Von der Frauengasse bis zur Kreuzgasse, also zwischen den beiden nach den Kirchen benannten Gassen, dehnt sich nun ein Viertel aus, dessen enge, ehemals unreinliche und zum Theil sogar verrufene Gassen unsere Vorfahren gewiß nicht, wie wir die sie jetzt durchschneidende König Johann-Straße, zu Spaziergängen benutzt haben. Da ist zunächst die Kuttelgasse, wo der Kuttelhof seine Wohlgerüche verbreitete, bis er im Jahre 1473 hinaus vor das Wilsdruffer Thor an den Mühlgraben verlegt ward. Diese Gasse heißt dann seit dem 16. Jahrhundert die Schustergasse, seit 1861, vermeintlich vornehmer, Schuhmachergasse; sie hat für den Alterthumsfreund insofern etwas Anheimelndes, als sie wohl die einzige der innern Stadt ist, in welcher von Alters her noch ein bestimmtes Gewerbe eine beherrschende Stellung einnimmt, denn noch heute befindet sich hier fast in jedem Hause die Wohnung und der Laden eines Schuhmachers.
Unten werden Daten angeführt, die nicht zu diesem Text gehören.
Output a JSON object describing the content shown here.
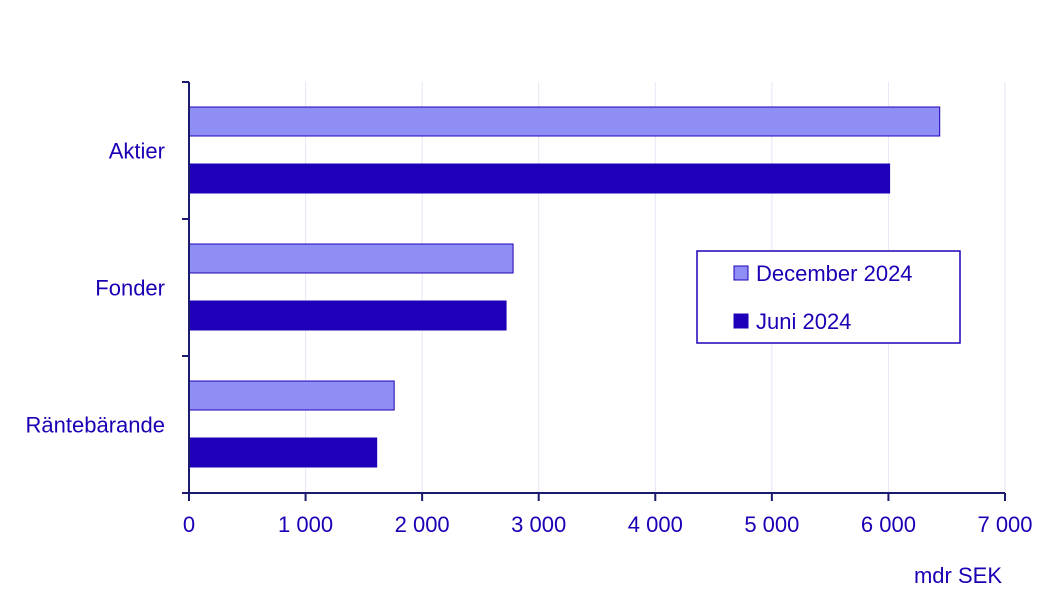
{
  "chart_data": {
    "type": "bar",
    "orientation": "horizontal",
    "categories": [
      "Aktier",
      "Fonder",
      "Räntebärande"
    ],
    "series": [
      {
        "name": "December 2024",
        "values": [
          6440,
          2780,
          1760
        ]
      },
      {
        "name": "Juni 2024",
        "values": [
          6010,
          2720,
          1610
        ]
      }
    ],
    "xlim": [
      0,
      7000
    ],
    "xticks": [
      0,
      1000,
      2000,
      3000,
      4000,
      5000,
      6000,
      7000
    ],
    "xtick_labels": [
      "0",
      "1 000",
      "2 000",
      "3 000",
      "4 000",
      "5 000",
      "6 000",
      "7 000"
    ],
    "xlabel": "mdr SEK",
    "ylabel": "",
    "title": "",
    "grid": "vertical",
    "legend_position": "right",
    "colors": {
      "December 2024": "#8e8ef5",
      "Juni 2024": "#1f00b8",
      "text": "#1a00b4",
      "axis": "#1a1a6e",
      "grid": "#e6e6f5"
    }
  }
}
Das Viertel auf der Ostseite des Marktes, in das wir von hier aus gelangen, bis hinüber zur Kreuzgasse, hatte im Mittelalter für seine Gäßchen keine besonderen Namen, sondern wurde nur im Ganzen als das Loch bezeichnet, offenbar weil seine Bodenfläche etwas tiefer lag als der Markt; wie ja auch in Leipzig die Südhälfte des Marktes das Loch hieß. Erst im 16. Jahrhundert wurden den einzelnen Gassen dieser Gegend Namen beigelegt und die Bezeichnung Loch schränkte sich seitdem auf eine einzige Gasse ein; diese „Lochgasse“ ist erst in unserm Jahrhundert, nach der dort befindlichen öffentlichen städtischen Badeanstalt, der Rathsbaderei, in Badergasse umgetauft und neuerdings in die König Johann-Straße umgewandelt worden. Die übrigen Gassen des Lochs sind die große und kleine Büttelgasse oder Frohngasse, so benannt nach der dort befindlichen Büttelei oder Frohnfeste, die Weißegasse, die Schwarzegasse oder kleine Frohngasse und die Kirchgasse, auch Nasengasse genannt, von einer im 16. und 17. Jahrhundert dort ansässigen Bäckerfamilie Nase; nach deren Verschwinden wußte sich das Volk den Namen nicht mehr zu erklären
Dr. Otto Richter (Hrsg.): Dresdner Geschichtsblätter Band 1 (1892 bis 1896). Wilhelm Baensch Dresden, Dresden 1892–1896, Seite 7. Digitale Volltext-Ausgabe bei Wikisource, URL: https://de.wikisource.org/w/index.php?title=Seite:Dresdner_Geschichtsbl%C3%A4tter_Erster_Band.pdf/11&oldid=- (Version vom 24.4.2024)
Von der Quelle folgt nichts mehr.